In a USA Today op-ed, Paul showed that the constant campaigning has not taken his mind off of one issue he has spoken about for years: the Federal Reserve’s manipulation of financial markets.
“Throughout its nearly 100-year history, the Federal Reserve has presided over the near-complete destruction of the United States dollar. Since 1913, the dollar has lost over 95% of its purchasing power, aided and abetted by the Fed’s loose monetary policy,” Paul writes.
Along with Paul’s piece the newspaper ran an editorial calling the candidate’s wishes to audit and end the Fed “19th century economic ideas.”
The editorial calls the Federal Reserve vital to the U.S. economy:
“The value of a politically independent central bank has been proven repeatedly since then.

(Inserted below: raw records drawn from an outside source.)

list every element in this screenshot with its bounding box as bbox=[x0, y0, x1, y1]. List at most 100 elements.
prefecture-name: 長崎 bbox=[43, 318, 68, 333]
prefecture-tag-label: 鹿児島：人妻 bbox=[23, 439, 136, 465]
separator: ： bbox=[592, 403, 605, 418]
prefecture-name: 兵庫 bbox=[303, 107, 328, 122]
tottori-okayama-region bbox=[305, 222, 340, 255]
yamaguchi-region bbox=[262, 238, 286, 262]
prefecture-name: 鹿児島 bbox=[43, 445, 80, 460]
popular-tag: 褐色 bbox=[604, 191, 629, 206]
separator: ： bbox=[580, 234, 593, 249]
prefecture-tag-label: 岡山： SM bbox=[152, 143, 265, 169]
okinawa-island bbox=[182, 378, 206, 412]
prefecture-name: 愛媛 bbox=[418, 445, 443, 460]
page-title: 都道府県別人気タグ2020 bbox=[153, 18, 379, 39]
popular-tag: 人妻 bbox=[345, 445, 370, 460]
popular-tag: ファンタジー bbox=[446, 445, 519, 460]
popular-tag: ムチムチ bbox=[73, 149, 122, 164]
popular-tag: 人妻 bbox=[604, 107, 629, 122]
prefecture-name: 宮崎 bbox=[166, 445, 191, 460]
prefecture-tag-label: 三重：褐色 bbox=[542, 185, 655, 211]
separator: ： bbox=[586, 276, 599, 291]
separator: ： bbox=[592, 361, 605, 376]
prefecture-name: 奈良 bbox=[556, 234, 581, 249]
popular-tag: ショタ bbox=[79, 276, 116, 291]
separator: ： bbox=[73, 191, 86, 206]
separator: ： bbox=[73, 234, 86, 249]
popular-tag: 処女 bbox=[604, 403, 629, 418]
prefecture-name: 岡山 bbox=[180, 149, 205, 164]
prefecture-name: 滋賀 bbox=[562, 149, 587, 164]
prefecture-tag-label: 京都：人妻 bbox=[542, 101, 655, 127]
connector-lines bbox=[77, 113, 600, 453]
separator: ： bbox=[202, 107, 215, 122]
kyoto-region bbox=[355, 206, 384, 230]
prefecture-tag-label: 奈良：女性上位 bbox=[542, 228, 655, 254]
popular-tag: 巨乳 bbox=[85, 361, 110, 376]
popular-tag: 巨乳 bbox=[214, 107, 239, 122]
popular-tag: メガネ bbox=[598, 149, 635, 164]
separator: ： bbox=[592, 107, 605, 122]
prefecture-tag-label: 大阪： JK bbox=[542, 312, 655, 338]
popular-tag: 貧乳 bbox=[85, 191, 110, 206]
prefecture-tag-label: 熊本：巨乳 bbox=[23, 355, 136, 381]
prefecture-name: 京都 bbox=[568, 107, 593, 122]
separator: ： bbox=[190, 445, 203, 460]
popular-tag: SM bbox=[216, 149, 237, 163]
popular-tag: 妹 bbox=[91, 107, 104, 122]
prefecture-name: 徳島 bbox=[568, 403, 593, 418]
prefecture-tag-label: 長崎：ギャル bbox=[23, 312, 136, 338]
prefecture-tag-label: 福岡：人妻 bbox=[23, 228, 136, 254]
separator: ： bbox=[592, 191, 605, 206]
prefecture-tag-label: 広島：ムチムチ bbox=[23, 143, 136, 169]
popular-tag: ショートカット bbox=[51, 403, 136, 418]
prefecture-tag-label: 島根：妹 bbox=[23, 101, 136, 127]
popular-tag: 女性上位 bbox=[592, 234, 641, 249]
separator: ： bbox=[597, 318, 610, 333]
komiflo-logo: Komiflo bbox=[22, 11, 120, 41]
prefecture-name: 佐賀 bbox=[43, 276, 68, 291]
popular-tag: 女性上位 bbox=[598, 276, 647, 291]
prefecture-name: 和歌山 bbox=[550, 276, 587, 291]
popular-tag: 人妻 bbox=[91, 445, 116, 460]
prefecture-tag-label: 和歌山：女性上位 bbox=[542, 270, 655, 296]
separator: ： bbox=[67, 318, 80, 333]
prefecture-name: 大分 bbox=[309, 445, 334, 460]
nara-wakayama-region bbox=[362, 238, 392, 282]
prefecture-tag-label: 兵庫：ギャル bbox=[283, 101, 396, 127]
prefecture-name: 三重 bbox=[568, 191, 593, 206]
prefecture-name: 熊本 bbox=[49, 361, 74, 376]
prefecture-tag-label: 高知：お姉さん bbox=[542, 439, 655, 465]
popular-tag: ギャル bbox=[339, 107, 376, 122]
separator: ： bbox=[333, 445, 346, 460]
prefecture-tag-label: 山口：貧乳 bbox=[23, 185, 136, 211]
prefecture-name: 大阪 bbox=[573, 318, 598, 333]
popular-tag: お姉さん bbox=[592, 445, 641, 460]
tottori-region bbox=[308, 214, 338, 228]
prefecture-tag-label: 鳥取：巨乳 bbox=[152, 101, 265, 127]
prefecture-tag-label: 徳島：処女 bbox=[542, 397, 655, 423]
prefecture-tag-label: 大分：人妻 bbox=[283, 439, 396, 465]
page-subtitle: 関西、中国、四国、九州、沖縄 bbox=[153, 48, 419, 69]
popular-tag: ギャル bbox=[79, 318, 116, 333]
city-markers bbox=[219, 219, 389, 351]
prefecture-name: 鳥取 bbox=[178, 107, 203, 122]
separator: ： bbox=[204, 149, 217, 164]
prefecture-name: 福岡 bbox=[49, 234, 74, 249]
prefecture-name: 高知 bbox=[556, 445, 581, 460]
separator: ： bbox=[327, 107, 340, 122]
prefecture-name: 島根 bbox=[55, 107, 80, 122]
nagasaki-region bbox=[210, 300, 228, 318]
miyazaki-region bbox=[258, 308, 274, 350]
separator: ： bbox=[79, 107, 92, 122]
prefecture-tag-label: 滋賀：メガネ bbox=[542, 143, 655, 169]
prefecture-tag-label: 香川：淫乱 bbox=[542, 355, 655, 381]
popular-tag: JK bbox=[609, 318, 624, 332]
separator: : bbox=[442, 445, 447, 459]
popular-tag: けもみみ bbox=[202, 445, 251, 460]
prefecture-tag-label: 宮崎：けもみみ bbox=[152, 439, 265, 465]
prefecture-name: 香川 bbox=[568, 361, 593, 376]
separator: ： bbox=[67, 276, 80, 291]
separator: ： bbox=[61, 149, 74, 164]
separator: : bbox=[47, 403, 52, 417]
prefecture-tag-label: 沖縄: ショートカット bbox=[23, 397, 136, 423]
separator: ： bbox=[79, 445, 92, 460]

When Lehman Bros. failed in September 2008, it was Fed Chairman Ben Bernanke who played a key role in preventing the other investment banks from collapsing like a row of dominoes. By late 2008 and early 2009, banks had become so averse to lending that even blue-chip industrial companies such as General Electric, Caterpillar, Verizon and Harley Davidson relied on the Fed to finance their day-to-day operations.”
But Paul, in his writing, disagrees: “To say that auditing or ending the Federal Reserve reflects ‘19th century thinking’ is to propose that economic responsibility and transparency in government are ideas whose time has passed.”